TVRINews, Jakarta
Menteri Ketenagakerjaan Yassierli menegaskan pemerintah terus menyiapkan tenaga kerja Indonesia agar mampu menghadapi perubahan dunia kerja yang semakin cepat akibat perkembangan kecerdasan buatan atau Artificial Intelligence (AI).
Hal tersebut disampaikan Yassierli dalam Sidang Pleno Konferensi Perburuhan Internasional atau International Labour Conference ke-114 di Jenewa, Swiss.
Menurut Menaker, perkembangan teknologi tidak boleh membuat pekerja tertinggal sehingga pemerintah menempatkan penguatan keterampilan, penciptaan lapangan kerja, dan pelindungan pekerja sebagai agenda utama menghadapi masa depan kerja.
“Perubahan teknologi tidak boleh membuat pekerja tertinggal. Karena itu, Indonesia menyiapkan keterampilan, memperluas peluang kerja, dan memperkuat pelindungan pekerja agar masyarakat tetap memiliki masa depan kerja yang layak,”kata Yassierli dalam keterangan tertulis, Rabu, 10 Juni 2026.
Ia menjelaskan, perubahan dunia kerja saat ini mulai memengaruhi cara masyarakat bekerja, mencari pekerjaan, hingga bertahan di pasar tenaga kerja. Karena itu, lulusan sekolah maupun perguruan tinggi membutuhkan pelatihan dan pengalaman kerja yang relevan dengan kebutuhan industri.
Dalam forum tersebut, Yassierli menyampaikan bahwa di bawah arahan Presiden Prabowo Subianto, pemerintah memprioritaskan penguatan keterampilan tenaga kerja masa depan melalui berbagai program strategis.

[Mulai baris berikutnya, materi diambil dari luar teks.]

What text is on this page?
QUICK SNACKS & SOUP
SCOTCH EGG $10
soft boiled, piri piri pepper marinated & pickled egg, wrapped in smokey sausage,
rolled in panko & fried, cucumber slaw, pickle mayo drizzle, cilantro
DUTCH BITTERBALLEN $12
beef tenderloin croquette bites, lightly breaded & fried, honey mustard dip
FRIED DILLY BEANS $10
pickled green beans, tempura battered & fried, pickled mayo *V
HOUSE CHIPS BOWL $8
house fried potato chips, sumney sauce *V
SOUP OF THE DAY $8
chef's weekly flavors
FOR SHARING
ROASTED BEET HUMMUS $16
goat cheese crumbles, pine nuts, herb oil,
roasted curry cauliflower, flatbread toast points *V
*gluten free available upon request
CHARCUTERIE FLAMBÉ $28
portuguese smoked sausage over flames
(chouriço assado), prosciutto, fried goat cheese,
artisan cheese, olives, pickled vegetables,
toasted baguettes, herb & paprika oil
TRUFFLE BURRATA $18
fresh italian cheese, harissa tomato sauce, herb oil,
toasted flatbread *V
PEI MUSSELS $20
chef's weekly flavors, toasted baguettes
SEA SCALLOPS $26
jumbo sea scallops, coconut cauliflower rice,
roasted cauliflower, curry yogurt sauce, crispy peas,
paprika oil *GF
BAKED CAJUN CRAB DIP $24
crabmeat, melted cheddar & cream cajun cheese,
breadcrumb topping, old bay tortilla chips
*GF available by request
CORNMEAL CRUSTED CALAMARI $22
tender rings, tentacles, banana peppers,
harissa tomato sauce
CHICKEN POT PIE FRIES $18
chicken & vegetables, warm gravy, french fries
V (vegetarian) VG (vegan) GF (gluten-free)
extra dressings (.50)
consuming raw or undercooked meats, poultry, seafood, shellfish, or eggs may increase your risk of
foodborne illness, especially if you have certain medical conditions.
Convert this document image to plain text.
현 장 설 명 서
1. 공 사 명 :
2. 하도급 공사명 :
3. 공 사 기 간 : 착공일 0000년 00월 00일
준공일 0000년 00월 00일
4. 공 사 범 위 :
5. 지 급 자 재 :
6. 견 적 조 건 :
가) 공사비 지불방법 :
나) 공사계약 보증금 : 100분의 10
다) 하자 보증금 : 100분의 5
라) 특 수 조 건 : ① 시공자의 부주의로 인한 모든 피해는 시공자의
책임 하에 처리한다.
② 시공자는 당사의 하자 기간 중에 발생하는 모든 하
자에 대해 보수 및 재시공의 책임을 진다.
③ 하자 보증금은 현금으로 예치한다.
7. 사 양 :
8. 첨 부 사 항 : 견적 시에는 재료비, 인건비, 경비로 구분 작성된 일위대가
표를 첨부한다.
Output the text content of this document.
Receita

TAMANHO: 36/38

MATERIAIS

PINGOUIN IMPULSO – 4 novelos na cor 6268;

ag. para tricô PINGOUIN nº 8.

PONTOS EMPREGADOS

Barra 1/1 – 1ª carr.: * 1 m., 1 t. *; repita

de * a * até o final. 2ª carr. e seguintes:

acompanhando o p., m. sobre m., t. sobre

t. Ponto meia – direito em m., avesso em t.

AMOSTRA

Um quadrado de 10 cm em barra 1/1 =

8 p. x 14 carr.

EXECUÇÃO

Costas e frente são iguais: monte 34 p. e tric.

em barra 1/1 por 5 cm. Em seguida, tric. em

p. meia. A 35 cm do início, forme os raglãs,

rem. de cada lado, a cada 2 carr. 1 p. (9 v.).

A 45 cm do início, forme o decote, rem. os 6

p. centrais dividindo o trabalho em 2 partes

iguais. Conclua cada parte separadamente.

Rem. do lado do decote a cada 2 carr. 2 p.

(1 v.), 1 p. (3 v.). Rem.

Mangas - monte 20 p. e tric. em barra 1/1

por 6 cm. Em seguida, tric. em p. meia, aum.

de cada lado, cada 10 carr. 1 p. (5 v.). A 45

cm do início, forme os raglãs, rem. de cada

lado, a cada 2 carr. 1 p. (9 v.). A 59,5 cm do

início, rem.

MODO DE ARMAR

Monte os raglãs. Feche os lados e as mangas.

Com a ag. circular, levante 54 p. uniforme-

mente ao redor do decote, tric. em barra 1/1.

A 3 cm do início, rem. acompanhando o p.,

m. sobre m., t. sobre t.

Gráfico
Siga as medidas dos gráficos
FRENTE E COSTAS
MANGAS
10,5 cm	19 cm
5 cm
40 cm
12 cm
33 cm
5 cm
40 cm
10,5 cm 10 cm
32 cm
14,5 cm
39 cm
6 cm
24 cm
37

Salah satunya melalui Program Pemagangan Nasional bagi lulusan perguruan tinggi yang memberikan pengalaman kerja selama enam bulan dengan dukungan uang saku dari pemerintah.
Menurut Yassierli, program tersebut telah menjangkau 100 ribu peserta pada tahun lalu dan ditargetkan meningkat menjadi 150 ribu peserta pada 2026. Selain itu, pemerintah juga menjalankan Program Pelatihan Vokasi Nasional bagi lulusan SMA dan sederajat dengan target 70 ribu peserta.
“Program-program ini juga memberikan kesempatan setara bagi perempuan, penyandang disabilitas, serta masyarakat dari wilayah terpencil dan perbatasan,” jelasnya.
Menaker menambahkan, penguatan keterampilan harus berjalan seiring dengan penciptaan lapangan kerja baru. Karena itu, pemerintah menjalankan sejumlah program prioritas seperti Makan Bergizi Gratis, Kampung Nelayan Merah Putih, Koperasi Desa/Kelurahan Merah Putih, Food Estate, hingga proyek hilirisasi industri.
Program-program tersebut dinilai mampu membuka jutaan lapangan kerja baru sekaligus memperkuat ekonomi masyarakat. Selain pengembangan keterampilan dan penciptaan kerja, pemerintah juga memperkuat pelindungan pekerja, termasuk pekerja sektor digital dan awak kapal perikanan.
Dalam kesempatan itu, Indonesia turut menyampaikan instrumen ratifikasi Konvensi International Labour Organization Nomor 188 tentang pekerjaan di sektor penangkapan ikan sebagai bentuk komitmen terhadap kerja layak dan keselamatan pekerja.
Indonesia juga terus menyusun kebijakan nasional untuk melindungi pekerja platform digital sebagai respons terhadap perkembangan ekonomi digital dan perubahan pola kerja.
Yassierli menegaskan pemerintah akan terus memperkuat dialog sosial antara pemerintah, pengusaha, dan serikat pekerja melalui lembaga kerja sama tripartit nasional guna mendukung regulasi ketenagakerjaan yang adaptif dan berkeadilan.
“Indonesia siap bekerja sama dengan ILO dan seluruh pemangku kepentingan untuk memajukan kerja layak, keadilan sosial, dan kesejahteraan bersama,”tuturnya.